For each edge, I found the nearest stop on each pattern to the start of the edge. I collated the departures at those stops for all patterns traversing the edge, and estimated the headway. One factor that could be improved is that I did not interpolate the position of edges between stops; I considered that a bus traversed that edge at the moment it left the nearest stop, when in reality it could be some minutes later, depending on the distance to the stop. This is not an issue, however, since I am only estimating the headway, unless two routes that share a street segment do not have the same or similar previous stops. If buses leave from the same stop five minutes before they reach this edge, the headway between them will still be correct, even if the absolute times they traverse the edge are not. If the routes that traverse an edge don’t share the same or similar previous stops, however, this could introduce bias. This does occur in Los Angeles along Metro Rapid routes, which frequently overlap a Metro Local route, and should be corrected in future versions of the software.
I then computed all the inter-vehicle times on the segment between 7 and 9 AM, and between 4 and 6 PM. So if vehicles came at 7:05, 7:15, 7:26, etc., I would compute inter-vehicle times of 10 minutes, 11 minutes, etc. The bill states that vehicles must come no less than every 15 minutes, but in order to smooth over some of the variation introduced by not interpolating times, and to avoid disqualifying a segment if vehicles generally come at least every 15 minutes, but there is one 16 minute gap, I took the 85th percentile headway. I considered segments with an 85th percentile headway of less than 15 minutes as part of the high frequency network.
To determine the major transit stops where two high-frequency corridors cross, I intersected every edge that was part of the high frequency network with all of the others. If there was an intersection, and if the edges did not have any routes in common, I considered this a major transit stop. I required the edges to not have any routes in common to avoid declaring places where a route made a loop or intersected itself in the opposite direction to be major transit stops.
I created a 1/4 mile buffer around the high quality transit corridors. I then removed any disconnected portion with an area of less than π0.25² + 0.5 square miles, which happens to be the area of a 1/4 mile buffer around a straight line 1 mile long. These areas are likely to be data errors (for instance, a bus that goes around a block to serve a school and has both directions of the route traversing the same street in the same direction). I didn’t do this before buffering, for convenience. The edges were not linked into longer lines, but were rather a bunch of discrete line segments for each block.
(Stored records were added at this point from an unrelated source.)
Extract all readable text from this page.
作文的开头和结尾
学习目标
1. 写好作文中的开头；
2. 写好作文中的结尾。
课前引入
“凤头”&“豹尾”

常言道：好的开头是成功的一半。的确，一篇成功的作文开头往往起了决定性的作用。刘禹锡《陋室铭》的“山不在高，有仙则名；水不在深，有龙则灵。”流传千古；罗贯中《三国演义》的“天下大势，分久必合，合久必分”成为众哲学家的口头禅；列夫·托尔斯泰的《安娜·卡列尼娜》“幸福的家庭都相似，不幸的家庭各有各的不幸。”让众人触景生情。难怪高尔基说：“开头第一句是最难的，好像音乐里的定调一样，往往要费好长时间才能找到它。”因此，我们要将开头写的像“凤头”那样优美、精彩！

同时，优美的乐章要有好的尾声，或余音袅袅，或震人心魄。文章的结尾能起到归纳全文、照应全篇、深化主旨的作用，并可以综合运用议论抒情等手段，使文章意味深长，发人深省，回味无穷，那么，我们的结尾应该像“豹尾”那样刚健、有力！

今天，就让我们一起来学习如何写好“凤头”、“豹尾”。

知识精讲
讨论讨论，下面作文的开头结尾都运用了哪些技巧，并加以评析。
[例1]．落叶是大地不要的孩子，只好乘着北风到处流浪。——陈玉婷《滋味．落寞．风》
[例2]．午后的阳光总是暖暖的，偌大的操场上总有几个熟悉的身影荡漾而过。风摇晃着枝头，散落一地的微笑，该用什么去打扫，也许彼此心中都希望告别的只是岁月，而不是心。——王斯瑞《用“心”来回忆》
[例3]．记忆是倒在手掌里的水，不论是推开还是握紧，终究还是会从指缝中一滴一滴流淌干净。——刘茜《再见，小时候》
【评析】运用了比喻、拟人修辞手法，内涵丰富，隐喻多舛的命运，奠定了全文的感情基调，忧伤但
The buffers around them overlapped and merged into single shapes.
I then created half-mile buffers around the major transit stops (both the rail stops and the intersections of the high-quality transit corridors), and exported the output to GeoJSON for visualization. I made minor tweak in QGIS to correct a few obvious outlying data points.
In the future, I hope to improve the techniques used to calculate the headways on each segment, and expand the map to include more agencies across California. Sasha Aicken has created a statewide map using similar techniques.